Trust Basics

What is a Trust?

A property owner creates a trust when they transfer the legal title, ownership of the property, to the Trustee, who has a legal duty to hold and manage the property in the best interest of the beneficiary (or beneficiaries).  The original property owner is usually the same person as the initial Trustee.

How is a Trust created?

The property owner (called the grantor or settlor) can write out the terms of the trust in a trust agreement or in a Will. The latter is called a testamentary trust, which is a trust that is created upon the death of the grantor (or testator).  If you have minor children, I draft your Will to contain a testamentary trust in order to provide for your minor child.

When a trust is created during the lifetime of the grantor, it is called a living trust.  Living trusts provide terms or rules for the management of property while the grantor is alive, and then provides for the distribution of assets after the grantor’s death.

What does a Trust cost?

The cost depends on the type of trust or the number of deeds, additional documents, and trusts involved.  This is why I charge hourly for trusts, but I do give estimates.

Why you probably don’t need or want a Trust.  A Trust is not for everyone. Click this link to find out why.

What are the advantages of Trusts?

Trusts allow for management and control over property for many years after death. A trust requires that property be controlled by the terms of the trust agreement.
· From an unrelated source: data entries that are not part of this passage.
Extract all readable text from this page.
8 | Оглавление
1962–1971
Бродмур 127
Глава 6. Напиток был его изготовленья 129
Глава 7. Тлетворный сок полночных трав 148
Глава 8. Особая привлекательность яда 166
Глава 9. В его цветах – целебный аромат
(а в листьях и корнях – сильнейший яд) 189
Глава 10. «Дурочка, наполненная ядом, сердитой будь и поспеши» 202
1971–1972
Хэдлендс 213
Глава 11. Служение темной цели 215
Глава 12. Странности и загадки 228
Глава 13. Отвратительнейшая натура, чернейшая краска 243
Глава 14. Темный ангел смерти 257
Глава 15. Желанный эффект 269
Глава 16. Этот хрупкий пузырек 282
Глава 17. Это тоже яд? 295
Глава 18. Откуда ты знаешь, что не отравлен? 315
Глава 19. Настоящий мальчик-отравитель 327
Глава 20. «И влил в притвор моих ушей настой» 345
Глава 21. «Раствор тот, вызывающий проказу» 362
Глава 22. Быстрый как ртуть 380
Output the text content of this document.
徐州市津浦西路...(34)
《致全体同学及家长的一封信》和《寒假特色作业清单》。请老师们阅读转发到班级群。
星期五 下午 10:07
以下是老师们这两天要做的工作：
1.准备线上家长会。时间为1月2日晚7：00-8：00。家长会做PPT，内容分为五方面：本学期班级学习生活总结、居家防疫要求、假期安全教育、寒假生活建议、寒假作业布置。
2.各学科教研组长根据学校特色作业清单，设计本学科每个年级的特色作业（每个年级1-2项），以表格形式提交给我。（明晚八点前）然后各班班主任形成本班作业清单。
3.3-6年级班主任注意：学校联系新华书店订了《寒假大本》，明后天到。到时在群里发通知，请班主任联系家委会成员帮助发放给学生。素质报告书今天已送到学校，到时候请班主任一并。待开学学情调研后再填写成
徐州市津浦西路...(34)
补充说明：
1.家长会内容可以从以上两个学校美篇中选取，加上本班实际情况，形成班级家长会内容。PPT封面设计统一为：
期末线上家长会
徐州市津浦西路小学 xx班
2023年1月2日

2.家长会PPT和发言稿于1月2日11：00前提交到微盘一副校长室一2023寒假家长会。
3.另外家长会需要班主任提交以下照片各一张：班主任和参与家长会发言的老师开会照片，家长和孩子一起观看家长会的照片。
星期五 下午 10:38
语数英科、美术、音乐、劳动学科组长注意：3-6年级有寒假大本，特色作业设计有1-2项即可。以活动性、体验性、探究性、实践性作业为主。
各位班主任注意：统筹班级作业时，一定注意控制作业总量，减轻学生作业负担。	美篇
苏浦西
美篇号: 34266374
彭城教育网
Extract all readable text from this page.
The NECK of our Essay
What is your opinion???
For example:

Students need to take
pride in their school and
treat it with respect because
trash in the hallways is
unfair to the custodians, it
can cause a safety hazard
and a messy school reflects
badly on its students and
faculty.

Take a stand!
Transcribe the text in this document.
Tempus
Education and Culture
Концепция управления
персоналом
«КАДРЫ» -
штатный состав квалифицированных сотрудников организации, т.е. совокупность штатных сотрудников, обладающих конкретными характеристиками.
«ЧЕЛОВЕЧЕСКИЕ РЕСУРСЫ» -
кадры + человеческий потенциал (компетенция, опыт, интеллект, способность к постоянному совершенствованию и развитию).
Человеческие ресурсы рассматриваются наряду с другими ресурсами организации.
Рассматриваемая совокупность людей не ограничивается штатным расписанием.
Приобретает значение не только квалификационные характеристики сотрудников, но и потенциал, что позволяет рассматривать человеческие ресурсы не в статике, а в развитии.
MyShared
If privacy is your primary concern, then a trust is the best option because a trust can keep your property out of probate and can keep family assets and values private.

A living trust may also be appropriate if you own real estate in multiple states.  Depending on the laws of the state where the real estate is located, a trust may be used to avoid an ancillary probate in other states.

A trust is also a good way to plan for a spouse’s incapacity.  A trustee is legally obligated to spend the trust funds for the benefit of the beneficiary in accordance with the terms of the trust, and thus an incapacitated beneficiary may be better protected.